I think the place I want to begin is with a distinction between two different modes of peace. Those modes are Shalom, or Godly peace, and Chill, or human peace.
Before I go very far in defining those two, I am going to suggest another distinction. This is based on where peace lives. Call them internal peace and external peace.
I would like to suggest that man’s peace inevitably favors one habitat for peace or the other. Protestors spend a lot of time and energy working for an external peace. Mindfulness types seek after an internal peace.
Often times, there is not an explicit and obvious conflict that is going on at the surface level. Between the protestors and the mindfulness types. There are no rumbles between the occupy-ers and the meditate-ors. One of the reasons for this, maybe, is that there is a fine line between avoiding conflict and avoiding violence. I suspect we spend too much time and energy running away from all manner of conflict out of a fear that we engage in violence. I think we ought to follow the example of Ghandi, Jesus, Martin Luther King, Nelson Mandela (at least in the second half of his life.) and be willing to risk conflict.

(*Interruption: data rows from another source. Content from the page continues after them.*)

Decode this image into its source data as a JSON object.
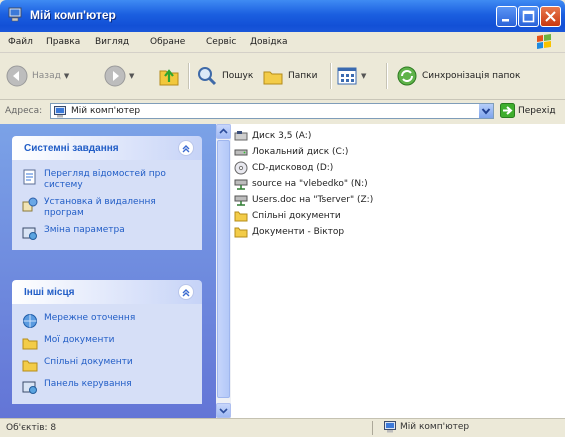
{
  "window": {
    "title": "Мій комп'ютер"
  },
  "menu": {
    "items": [
      "Файл",
      "Правка",
      "Вигляд",
      "Обране",
      "Сервіс",
      "Довідка"
    ]
  },
  "toolbar": {
    "back": "Назад",
    "search": "Пошук",
    "folders": "Папки",
    "sync": "Синхронізація папок"
  },
  "address": {
    "label": "Адреса:",
    "value": "Мій комп'ютер",
    "go": "Перехід"
  },
  "tasks": {
    "title": "Системні завдання",
    "items": [
      "Перегляд відомостей про систему",
      "Установка й видалення програм",
      "Зміна параметра"
    ]
  },
  "places": {
    "title": "Інші місця",
    "items": [
      "Мережне оточення",
      "Мої документи",
      "Спільні документи",
      "Панель керування"
    ]
  },
  "files": [
    {
      "label": "Диск 3,5 (A:)",
      "icon": "floppy-drive-icon"
    },
    {
      "label": "Локальний диск (C:)",
      "icon": "hard-disk-icon"
    },
    {
      "label": "CD-дисковод (D:)",
      "icon": "cd-drive-icon"
    },
    {
      "label": "source на \"vlebedko\" (N:)",
      "icon": "network-drive-icon"
    },
    {
      "label": "Users.doc на \"Tserver\" (Z:)",
      "icon": "network-drive-icon"
    },
    {
      "label": "Спільні документи",
      "icon": "folder-icon"
    },
    {
      "label": "Документи - Віктор",
      "icon": "folder-icon"
    }
  ],
  "status": {
    "left": "Об'єктів: 8",
    "right": "Мій комп'ютер"
  }
}
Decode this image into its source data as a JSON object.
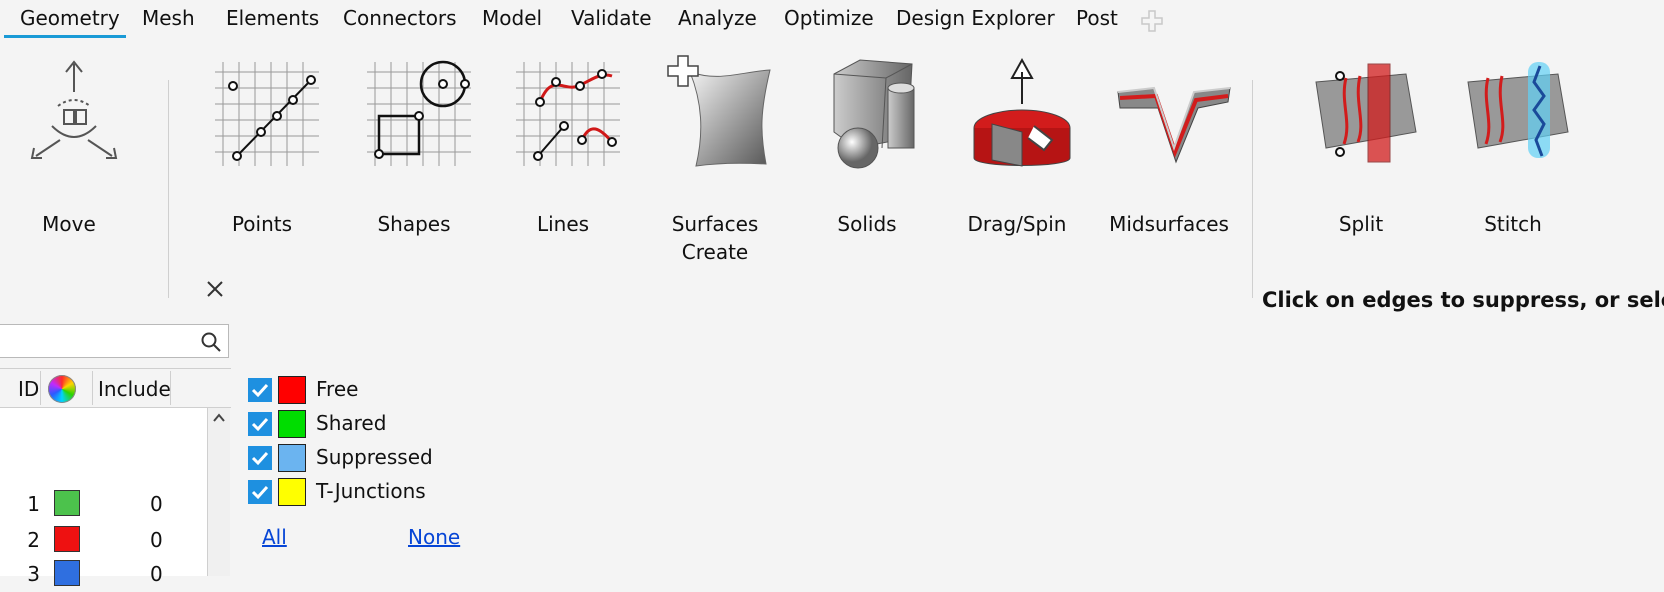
{
  "tabs": [
    {
      "label": "Geometry",
      "active": true
    },
    {
      "label": "Mesh"
    },
    {
      "label": "Elements"
    },
    {
      "label": "Connectors"
    },
    {
      "label": "Model"
    },
    {
      "label": "Validate"
    },
    {
      "label": "Analyze"
    },
    {
      "label": "Optimize"
    },
    {
      "label": "Design Explorer"
    },
    {
      "label": "Post"
    }
  ],
  "ribbon": {
    "tools": [
      {
        "label": "Move",
        "icon": "move-icon"
      },
      {
        "label": "Points",
        "icon": "points-icon"
      },
      {
        "label": "Shapes",
        "icon": "shapes-icon"
      },
      {
        "label": "Lines",
        "icon": "lines-icon"
      },
      {
        "label": "Surfaces\nCreate",
        "icon": "surfaces-icon"
      },
      {
        "label": "Solids",
        "icon": "solids-icon"
      },
      {
        "label": "Drag/Spin",
        "icon": "drag-spin-icon"
      },
      {
        "label": "Midsurfaces",
        "icon": "midsurfaces-icon"
      },
      {
        "label": "Split",
        "icon": "split-icon"
      },
      {
        "label": "Stitch",
        "icon": "stitch-icon"
      }
    ]
  },
  "panel": {
    "search_placeholder": "",
    "columns": {
      "id": "ID",
      "include": "Include"
    },
    "rows": [
      {
        "id": "1",
        "color": "#4cc24c",
        "include": "0"
      },
      {
        "id": "2",
        "color": "#ee1111",
        "include": "0"
      },
      {
        "id": "3",
        "color": "#2f6fe0",
        "include": "0"
      }
    ]
  },
  "legend": {
    "items": [
      {
        "label": "Free",
        "color": "#ff0000",
        "checked": true
      },
      {
        "label": "Shared",
        "color": "#00dd00",
        "checked": true
      },
      {
        "label": "Suppressed",
        "color": "#6bb4f0",
        "checked": true
      },
      {
        "label": "T-Junctions",
        "color": "#ffff00",
        "checked": true
      }
    ],
    "all_label": "All",
    "none_label": "None"
  },
  "instruction": "Click on edges to suppress, or sele"
}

I do think that for so may people, though, where you are going to focus your energy in working for peace is incredibly important. A person who fights for peace in the outside world would be tempted to act dismissive, I think, toward some one who is working only on the internal. Similarly, imagine a monk. Feel free to choose his religion. It seems that often, he might be dismissive toward somebody working at changing laws, fighting for human rights.
When I began writing this, the thing I was thinking about was that the difference between Shalom and Chill is that Shalom recognizes that peace is contagious. Internal peace will spread to the external. And external peace will spread to the internal. Because, ultimately the world above is the world below; the world within us is the world outside of us.
But as I began writing that paragraph above, the one that began “often times” I had this realization. I didn’t try to set this up. I didn’t, in fact, even see this coming. I found myself looking for examples of people who were unafraid of conflict though they resisted the urge to practice violence. As you read, I came up with Ghandi, Jesus, Dr. King, Nelson Mandela. The thing I am struck by, now, that I did not see coming is this: each of them had a profoundly spiritual bent to their practice of peace.
It seems to me then, that to practice Shalom is not only about a conviction that internal peace and external peace are opposite sides of the same coin. Maybe more importantly, to practice Shalom is to be willing to navigate the difficult path separating conflict from violence. It is to realize that peace with out conflict is impotence, and peace done with violence is self-defeating.
Lurking somewhere in the midst of all these thoughts is this picture I have in my heart about the Kingdom of Heaven. I think the Kingdom of Heaven bursts out in these places where we engage in conflict with out violence, somewhere between the boundary of the internal and external. I think I am going to be better able to articulate this if I spend some time with all these thoughts, chew them up, maybe even swallow them and regurgitate them back up. So, I, a cow chewing his (err, her) cud, am going to end here, and leave you with that image.